37.2   Submission to Jurisdiction: Each of the parties hereto irrevocably
       agrees that the courts of England shall have jurisdiction to hear and
       determine any suit, action or proceeding, and to settle any disputes,
       which may arise out of or in connection with this Deed and, for such
       purposes, irrevocably submits to the jurisdiction of such courts.

37.3   Process Agent: The Mortgages Trustee irrevocably and unconditionally
       appoints Mourant & Co. Capital (SPV) Limited at 4 Royal Mint Court,
       London EC3N 4HJ or otherwise at its registered office for the time
       being as its agent for service of process in England in respect of any
       proceedings in respect of this Agreement and undertakes that in the
       event of Mourant & Co.

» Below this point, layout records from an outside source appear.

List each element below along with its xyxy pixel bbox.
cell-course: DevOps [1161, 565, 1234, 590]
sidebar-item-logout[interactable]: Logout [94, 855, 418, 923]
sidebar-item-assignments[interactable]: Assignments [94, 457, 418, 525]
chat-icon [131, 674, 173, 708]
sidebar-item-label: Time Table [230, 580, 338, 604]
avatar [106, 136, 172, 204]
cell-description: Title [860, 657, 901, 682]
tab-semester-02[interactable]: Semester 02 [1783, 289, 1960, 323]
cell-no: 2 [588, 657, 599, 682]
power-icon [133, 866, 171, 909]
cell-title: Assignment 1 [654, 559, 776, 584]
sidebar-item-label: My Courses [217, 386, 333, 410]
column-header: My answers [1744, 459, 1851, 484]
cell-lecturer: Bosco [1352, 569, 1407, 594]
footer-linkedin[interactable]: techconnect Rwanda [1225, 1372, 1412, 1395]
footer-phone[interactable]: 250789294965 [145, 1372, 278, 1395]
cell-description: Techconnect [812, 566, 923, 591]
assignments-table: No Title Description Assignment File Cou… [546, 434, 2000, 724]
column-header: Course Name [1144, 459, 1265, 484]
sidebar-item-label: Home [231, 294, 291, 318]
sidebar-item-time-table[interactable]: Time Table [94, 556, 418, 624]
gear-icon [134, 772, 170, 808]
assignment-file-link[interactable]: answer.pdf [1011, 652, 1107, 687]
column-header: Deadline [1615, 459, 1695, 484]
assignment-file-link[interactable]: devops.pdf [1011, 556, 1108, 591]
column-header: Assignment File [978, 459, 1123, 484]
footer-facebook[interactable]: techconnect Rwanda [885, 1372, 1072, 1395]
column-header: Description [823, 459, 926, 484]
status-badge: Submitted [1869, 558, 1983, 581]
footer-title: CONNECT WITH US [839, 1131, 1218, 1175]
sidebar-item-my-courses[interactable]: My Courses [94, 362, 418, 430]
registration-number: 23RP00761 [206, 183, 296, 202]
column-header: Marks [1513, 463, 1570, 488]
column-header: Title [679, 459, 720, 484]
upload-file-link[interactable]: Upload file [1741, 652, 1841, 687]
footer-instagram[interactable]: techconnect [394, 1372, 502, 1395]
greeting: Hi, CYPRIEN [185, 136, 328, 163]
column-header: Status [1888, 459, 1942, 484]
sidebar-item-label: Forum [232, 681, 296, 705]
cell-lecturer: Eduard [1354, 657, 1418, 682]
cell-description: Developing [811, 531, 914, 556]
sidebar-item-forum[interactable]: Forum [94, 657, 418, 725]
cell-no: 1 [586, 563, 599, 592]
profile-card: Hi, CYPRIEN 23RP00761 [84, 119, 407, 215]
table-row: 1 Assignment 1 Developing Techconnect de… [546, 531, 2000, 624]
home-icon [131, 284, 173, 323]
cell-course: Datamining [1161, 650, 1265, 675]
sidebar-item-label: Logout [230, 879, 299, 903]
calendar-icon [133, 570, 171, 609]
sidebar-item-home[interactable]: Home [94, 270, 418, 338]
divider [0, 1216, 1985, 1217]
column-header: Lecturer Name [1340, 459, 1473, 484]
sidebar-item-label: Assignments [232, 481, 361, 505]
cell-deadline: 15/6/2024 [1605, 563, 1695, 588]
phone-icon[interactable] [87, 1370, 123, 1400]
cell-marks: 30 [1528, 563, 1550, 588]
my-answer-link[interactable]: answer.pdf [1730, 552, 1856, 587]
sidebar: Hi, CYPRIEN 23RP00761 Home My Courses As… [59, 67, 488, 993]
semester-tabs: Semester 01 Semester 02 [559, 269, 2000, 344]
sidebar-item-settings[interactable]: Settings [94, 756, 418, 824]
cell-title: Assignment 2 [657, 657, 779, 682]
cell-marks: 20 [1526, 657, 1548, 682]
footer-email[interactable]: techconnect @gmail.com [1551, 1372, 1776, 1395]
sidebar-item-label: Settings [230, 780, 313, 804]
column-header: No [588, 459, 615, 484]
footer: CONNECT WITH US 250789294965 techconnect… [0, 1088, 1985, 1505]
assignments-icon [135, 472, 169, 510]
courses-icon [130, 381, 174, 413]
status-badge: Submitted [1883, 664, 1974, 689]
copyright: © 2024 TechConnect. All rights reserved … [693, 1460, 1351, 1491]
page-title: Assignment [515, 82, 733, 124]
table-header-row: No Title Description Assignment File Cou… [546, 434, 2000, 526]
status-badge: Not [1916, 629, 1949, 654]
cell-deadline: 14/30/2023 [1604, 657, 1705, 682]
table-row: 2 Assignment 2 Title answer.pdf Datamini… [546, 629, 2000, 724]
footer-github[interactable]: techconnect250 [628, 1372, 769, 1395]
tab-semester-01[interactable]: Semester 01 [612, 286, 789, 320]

Capital (SPV) Limited ceasing so to act it will
       appoint another person with a registered office in London as its agent
       for service of process.

37.4   Forum: Each of the parties hereto irrevocably waives any objection
       which it might now or hereafter have to the courts of England being
       nominated as the forum to hear and determine any Proceedings and to
       settle any disputes, and agrees not to claim that any such court is not
       a convenient or appropriate forum.



                                      47


                                  SCHEDULE 1

                        REPRESENTATIONS AND WARRANTIES

1.     Status: It is duly incorporated and registered under the laws of the
       jurisdiction in which it is incorporated, capable of being sued in its
       own right and not subject to any immunity from any proceedings, and it
       has the power to own its property and assets and to carry on its
       business as it is being conducted.

2.     Powers and authority: It has the power to enter into, perform and
       deliver, and has taken all necessary corporate and other action to
       authorise the execution, delivery and performance by it of each of the
       Transaction Documents to which it is or will be a party, and each such
       Transaction Document has been duly executed and delivered by it.

3.     Legal validity: Each Transaction Document to which it is or will be a
       party constitutes or when executed in accordance with its terms will
       constitute its legal, valid and binding obligation.

4.     Non-conflict: The execution by it of each of the Transaction Documents
       to which it is a party and the exercise by it of its rights and the
       performance of its obligations under such Transaction Documents will
       not:

       (a)  conflict with any document which is binding upon it or any of its
            assets;

       (b)  conflict with its constitutional documents; or

       (c)  conflict with any law, regulation or official or judicial order of
            any government, governmental body or court, domestic or foreign,
            having jurisdiction over it.

5.     No litigation: It is not a party to any material litigation,
       arbitration or administrative proceedings and, to its knowledge, no
       material litigation, arbitration or administrative proceedings are
       pending or threatened against it.

6.     Consents and Licences: All governmental consents, licences and other
       approvals and authorisations required in connection with the entry
       into, performance, validity and enforceability of, and the transactions
       contemplated by, the Transaction Documents have been obtained or
       effected (as appropriate) and are in full force and effect.